Naturally, the overall number of sports gamblers peaks during major sporting events like the Superbowl, but risky behavior for these binge-drinking betters continues beyond March Madness or NFL matchups.  

“During major sporting events, I expect both risky drinking and overall betting behaviors to be pretty high. In fact, they may be a lot higher during those events than at other times. Figuring out how those things change over time is one of our major goals for future projects,” Grubbs said. 

Grubbs says there is a lot left to learn about why these behaviors exist, starting with self-awareness.  

“Across the U.S., due to state regulations, there are a lot of responsible gambling messages and warnings that casinos and sportsbooks are required to share with people, but I think we need to consider whether or not there also needs to be messaging around alcohol use as well in those settings, especially if increasing access to sports gambling is bringing people into situations where they're more likely to drink in dangerous ways, if we know that these things are going hand in hand, we need to think about how to minimize harm,” he said.  

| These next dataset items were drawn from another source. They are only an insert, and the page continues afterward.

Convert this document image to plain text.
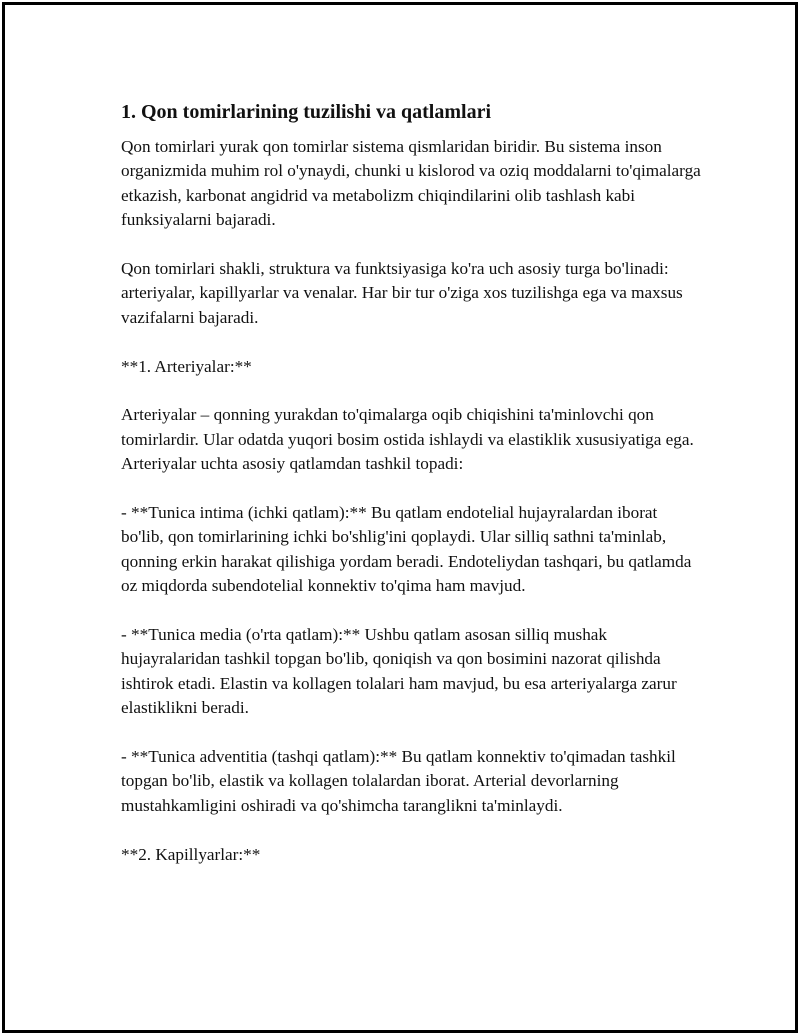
1. Qon tomirlarining tuzilishi va qatlamlari

Qon tomirlari yurak qon tomirlar sistema qismlaridan biridir. Bu sistema inson organizmida muhim rol o'ynaydi, chunki u kislorod va oziq moddalarni to'qimalarga etkazish, karbonat angidrid va metabolizm chiqindilarini olib tashlash kabi funksiyalarni bajaradi.

Qon tomirlari shakli, struktura va funktsiyasiga ko'ra uch asosiy turga bo'linadi: arteriyalar, kapillyarlar va venalar. Har bir tur o'ziga xos tuzilishga ega va maxsus vazifalarni bajaradi.

**1. Arteriyalar:**

Arteriyalar – qonning yurakdan to'qimalarga oqib chiqishini ta'minlovchi qon tomirlardir. Ular odatda yuqori bosim ostida ishlaydi va elastiklik xususiyatiga ega. Arteriyalar uchta asosiy qatlamdan tashkil topadi:

- **Tunica intima (ichki qatlam):** Bu qatlam endotelial hujayralardan iborat bo'lib, qon tomirlarining ichki bo'shlig'ini qoplaydi. Ular silliq sathni ta'minlab, qonning erkin harakat qilishiga yordam beradi. Endoteliydan tashqari, bu qatlamda oz miqdorda subendotelial konnektiv to'qima ham mavjud.

- **Tunica media (o'rta qatlam):** Ushbu qatlam asosan silliq mushak hujayralaridan tashkil topgan bo'lib, qoniqish va qon bosimini nazorat qilishda ishtirok etadi. Elastin va kollagen tolalari ham mavjud, bu esa arteriyalarga zarur elastiklikni beradi.

- **Tunica adventitia (tashqi qatlam):** Bu qatlam konnektiv to'qimadan tashkil topgan bo'lib, elastik va kollagen tolalardan iborat. Arterial devorlarning mustahkamligini oshiradi va qo'shimcha taranglikni ta'minlaydi.

**2. Kapillyarlar:**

That also begins with a push for a federal funding source for gambling research. Grubbs points out that while designated federal research funds for drug use or alcohol misuse exist, gambling has historically not been funded at the federal level despite clear links between gambling and substance use problems. Grubbs contends that gambling is a public health concern and deserves federal funding to find ways to minimize harm and alleviate suffering.  

Even without federal funding, Grubbs still hopes to find ways to specifically help gamblers in New Mexico. 

“I hope that, over the next few years, we will be able to work with the state to understand better how to meet the needs of gamblers in New Mexico. We know from previous studies in the state that problem gambling is much higher in New Mexico than in many other states, but we don't have details on how it might be affecting drinking habits, how it might be causing problems for people in recovery from alcohol problems, or how sports gambling might be contributing to new alcohol-related problems. I want to better assess what is happening in New Mexico, and I think CASAA is uniquely situated to help understand what's going on."